The First Time You Hear Them

I caught their show at a Tokyo livehouse called Loft back in the nineties, and honestly, I didn’t know what to do with myself. The riffs hit hard — aggressive, relentless, the kind that shove you backward before you’ve had a chance to brace. But then the bass came in. Slapping. Full-on, funk-inflected, slap bass sitting right inside the middle of a riff-heavy assault. I’d never seen anything like it. I still haven’t, really.

That’s COCOBAT. They occupy a corner of the Japanese heavy music scene that no other band has managed to claim, and the longer you sit with their records, the stranger and more inevitable that combination of sounds becomes. Brutal and groovy at once. Punishing and funky. The tension between those two poles is basically the whole point.

What Makes Them Irreplaceable

Suzuki’s guitar work is the first thing that grabs you. It’s not thrash — not quite. It’s not traditional metal either. It sits somewhere else, in a space that feels entirely self-invented. The attack is there, the downpicked aggression is there, but the phrasing keeps doing something unexpected, something that resists the easy genre shorthand you’d reach for. To be real, calling it “metal guitar” undersells it. It has a character that’s specific to him and, by extension, specific to this band.

Then there’s Take-shi on bass. I’ve spent years trying to think of a Japanese bassist in heavy music who does what he does, and I keep coming up empty. The slap technique isn’t decoration. It isn’t a party trick dropped in for one breakdown and then abandoned. It’s structural. It’s load-bearing. It changes the entire center of gravity of the music, pulling it away from the purely punishing and toward something that moves differently — something that makes your body respond in ways you don’t expect from a band this heavy. No one has topped it. Not in this country, not that I’ve heard.

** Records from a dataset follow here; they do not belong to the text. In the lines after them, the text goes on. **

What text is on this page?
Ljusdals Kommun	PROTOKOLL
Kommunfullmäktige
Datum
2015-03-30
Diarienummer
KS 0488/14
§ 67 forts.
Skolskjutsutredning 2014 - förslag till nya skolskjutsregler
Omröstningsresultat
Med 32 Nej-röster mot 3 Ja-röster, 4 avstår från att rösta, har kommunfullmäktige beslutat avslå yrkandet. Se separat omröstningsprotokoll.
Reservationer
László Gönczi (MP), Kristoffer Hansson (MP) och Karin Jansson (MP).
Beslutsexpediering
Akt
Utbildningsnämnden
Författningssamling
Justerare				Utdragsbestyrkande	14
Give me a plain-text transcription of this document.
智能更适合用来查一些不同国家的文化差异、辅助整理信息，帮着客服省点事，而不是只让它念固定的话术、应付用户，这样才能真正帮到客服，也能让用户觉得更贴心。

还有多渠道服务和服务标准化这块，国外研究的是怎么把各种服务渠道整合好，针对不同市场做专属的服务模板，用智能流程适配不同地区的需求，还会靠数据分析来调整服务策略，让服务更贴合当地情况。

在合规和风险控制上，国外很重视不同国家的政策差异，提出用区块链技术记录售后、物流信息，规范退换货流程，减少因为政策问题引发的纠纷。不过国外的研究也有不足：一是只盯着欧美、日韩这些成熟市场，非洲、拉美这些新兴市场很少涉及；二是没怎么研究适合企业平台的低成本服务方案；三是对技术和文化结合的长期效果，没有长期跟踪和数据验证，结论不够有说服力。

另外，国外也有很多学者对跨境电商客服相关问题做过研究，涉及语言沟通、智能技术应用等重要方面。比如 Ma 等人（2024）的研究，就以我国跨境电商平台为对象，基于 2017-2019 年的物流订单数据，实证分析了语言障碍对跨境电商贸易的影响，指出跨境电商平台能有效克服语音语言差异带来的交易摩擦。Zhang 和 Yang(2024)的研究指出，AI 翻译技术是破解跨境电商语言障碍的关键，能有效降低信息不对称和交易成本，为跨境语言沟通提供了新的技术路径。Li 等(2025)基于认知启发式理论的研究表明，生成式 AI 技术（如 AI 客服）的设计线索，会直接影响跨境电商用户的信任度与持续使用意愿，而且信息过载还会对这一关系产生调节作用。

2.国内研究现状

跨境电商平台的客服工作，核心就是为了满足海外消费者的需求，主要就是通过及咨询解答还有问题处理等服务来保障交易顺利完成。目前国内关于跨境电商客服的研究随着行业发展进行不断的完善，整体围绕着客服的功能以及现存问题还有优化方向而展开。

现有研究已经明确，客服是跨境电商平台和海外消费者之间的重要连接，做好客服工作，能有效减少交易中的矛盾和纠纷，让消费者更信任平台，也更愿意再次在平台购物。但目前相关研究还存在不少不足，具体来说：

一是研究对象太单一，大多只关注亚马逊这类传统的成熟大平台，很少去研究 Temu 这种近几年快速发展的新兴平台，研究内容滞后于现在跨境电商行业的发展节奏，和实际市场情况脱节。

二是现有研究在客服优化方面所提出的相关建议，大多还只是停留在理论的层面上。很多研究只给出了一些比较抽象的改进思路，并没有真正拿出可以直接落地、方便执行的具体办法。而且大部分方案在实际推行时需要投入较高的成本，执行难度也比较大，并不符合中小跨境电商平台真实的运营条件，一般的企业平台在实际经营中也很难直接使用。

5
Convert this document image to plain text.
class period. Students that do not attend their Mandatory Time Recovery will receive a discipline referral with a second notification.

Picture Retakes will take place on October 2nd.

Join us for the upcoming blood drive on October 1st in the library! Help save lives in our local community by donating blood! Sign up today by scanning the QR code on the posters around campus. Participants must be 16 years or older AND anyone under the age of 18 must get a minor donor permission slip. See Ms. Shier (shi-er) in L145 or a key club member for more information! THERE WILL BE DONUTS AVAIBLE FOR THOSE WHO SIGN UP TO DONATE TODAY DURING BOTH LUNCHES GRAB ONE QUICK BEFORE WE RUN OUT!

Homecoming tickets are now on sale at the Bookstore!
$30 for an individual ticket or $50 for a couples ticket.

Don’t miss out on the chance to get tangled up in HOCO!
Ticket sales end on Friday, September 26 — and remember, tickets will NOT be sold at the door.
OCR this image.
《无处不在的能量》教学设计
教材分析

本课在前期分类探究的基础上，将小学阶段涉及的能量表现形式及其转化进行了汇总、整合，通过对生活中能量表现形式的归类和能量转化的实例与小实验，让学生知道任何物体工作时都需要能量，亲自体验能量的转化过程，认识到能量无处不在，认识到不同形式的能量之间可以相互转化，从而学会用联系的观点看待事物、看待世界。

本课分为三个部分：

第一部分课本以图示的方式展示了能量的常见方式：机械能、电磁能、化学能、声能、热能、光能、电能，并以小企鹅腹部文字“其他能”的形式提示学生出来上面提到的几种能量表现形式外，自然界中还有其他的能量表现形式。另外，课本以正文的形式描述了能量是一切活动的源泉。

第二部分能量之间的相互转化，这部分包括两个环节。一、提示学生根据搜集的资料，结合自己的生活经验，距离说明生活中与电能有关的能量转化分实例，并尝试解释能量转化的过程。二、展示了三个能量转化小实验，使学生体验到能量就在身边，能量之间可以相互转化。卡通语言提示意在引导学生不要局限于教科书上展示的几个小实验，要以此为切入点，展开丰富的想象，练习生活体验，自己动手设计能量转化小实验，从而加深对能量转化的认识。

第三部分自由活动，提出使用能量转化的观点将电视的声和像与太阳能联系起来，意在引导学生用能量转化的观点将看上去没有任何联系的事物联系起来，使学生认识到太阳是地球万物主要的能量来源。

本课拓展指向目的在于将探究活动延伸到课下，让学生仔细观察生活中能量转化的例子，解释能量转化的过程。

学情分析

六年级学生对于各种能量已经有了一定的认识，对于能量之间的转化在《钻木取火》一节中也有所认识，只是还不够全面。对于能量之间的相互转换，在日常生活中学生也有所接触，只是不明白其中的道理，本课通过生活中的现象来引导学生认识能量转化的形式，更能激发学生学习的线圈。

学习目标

Together, the two of them create a sound that feels genuinely outside genre. The heaviness is real — nobody’s going to argue COCOBAT is anything other than a heavy band — but the DNA is weird and hybrid in the best way. There are moments that remind you of American hardcore, moments that pull toward funk metal, moments that feel like neither. The whole thing has a kind of internal logic that only reveals itself once you stop trying to locate it on a map you already know.

Why Foreign Fans Should Pay Attention

Japan’s heavy underground has always been rich with bands doing something laterally different from their Western counterparts, and COCOBAT are one of the clearest examples of why that matters. They didn’t arrive sounding like a Japanese version of a genre that existed elsewhere. They arrived sounding like themselves — which, in a scene crowded with influence-wearing, is the hardest and most valuable thing a band can do.

If you’re coming to them fresh, go in without preconceptions. Don’t brace for straight thrash, don’t brace for funk metal, don’t brace for anything familiar. Just let the riff land, let the bass do its thing, and give it a few songs before you try to name what’s happening. By the time you’ve got your footing, you’ll kind of understand why I still talk about that Loft show the way I do. Some bands you file away. COCOBAT you remember.